Google Slays Earnings Beast, Smacks ComScore
Mess with Google's mind share, and feel the backlash. That's the lesson ComScore learned Thursday after Google handily beat first-quarter financial expectations by announcing a 31 percent profit and paid click growth of 20 percent.
No one is disputing Google's paid clicks are down--they grew 30 percent last quarter--but ComScore foreshadowed something worse than what it was and found itself at the business end of an 8 percent drop in shares. Meanwhile, Google shares burbled up 17 percent in after-hours trading.
Don't think Google didn't pay attention to the paid click naysayers. On the call Thursday, Google Chief Executive Eric Schmidt said: "It is also interesting to note that paid click growth is much higher than has been speculated by third parties." If that isn't a dart lofted in the direction of ComScore, I don't know what is.
Google racked up 100 search quality improvements in the quarter, according to co-founder Sergey Brin. Most of these improvements were made overseas in countries such as Japan and Korea.
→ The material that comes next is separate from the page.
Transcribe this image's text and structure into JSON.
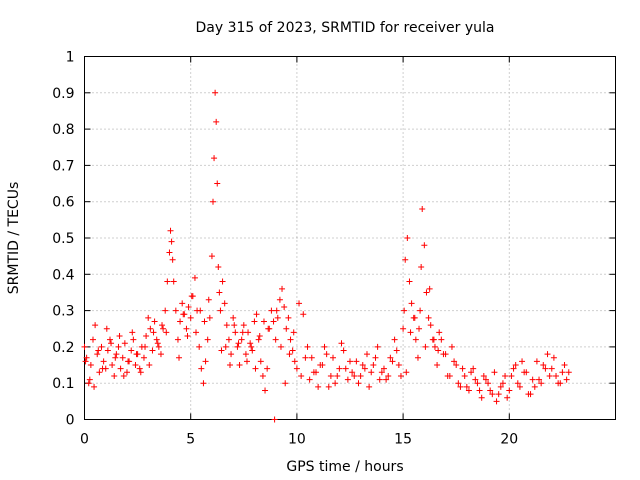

There is also a new search-within-a-search feature to help users search better within a site, a tool that has sparked controversy among retailers concerned about Google usurping their ad traffic.
And, just yesterday, Google News started providing quotes to accompany searches of folks such as Barack Obama and Hillary Clinton. I don't have much use for this, but it's the kind of the feature that will be a boon for college students doing research papers.
Brin was also quite proud of Google's improved mobile search quality and market growth, as well as a new version of YouTube Mobile.
Google co-founder Larry Page talked up the company's ads and Apps. Page noted the company launched demographic targeting in its ads on social networks. When pressed on more details for this during the Q&A, he said:
"The challenge and the opportunity there is [that] there's a huge amount of inventory. We have obviously MySpace, Orkut in our network and a number of other social networks. There's a lot of usage of those, so there is a tremendous amount of inventory. Part of it is just getting that advertiser ecosystem built up and targeting that inventory and doing it in a way that makes sense for those advertisers."
Unfortunately, no vendor has really figured out how to do that yet and there have been more failures (Beacon) than marked successes. There is inventory, but will Google succeed in placing it? My money is on yes now that it has seen the failures of others.
YouTube got Google particularly excited in Q1. Noting that 10 hours of video are uploaded every minute at YouTube, Page said InVideo ads are getting great adoption, with customers broadening their campaigns for the format.
Moreover, AdSense for Videos lets InVideo ads run on sites besides YouTube. He said these were doing well, with much more click-through ads than banner ads.
The big news in Google Apps for the quarter was Google Sites, which is essentially the company's JotSpot assets reimagined by Google. Offline access for Google Docs and the new Salesforce.com integration received honorable mentions.
Oh yeah. Google won Fortune's best place to work award for two years in a row. As long as those ad dollars from paid clicks keep rolling in, and the profits keep the company in the black, I don't see this changing, regardless of what happens with Microhoo in 2008.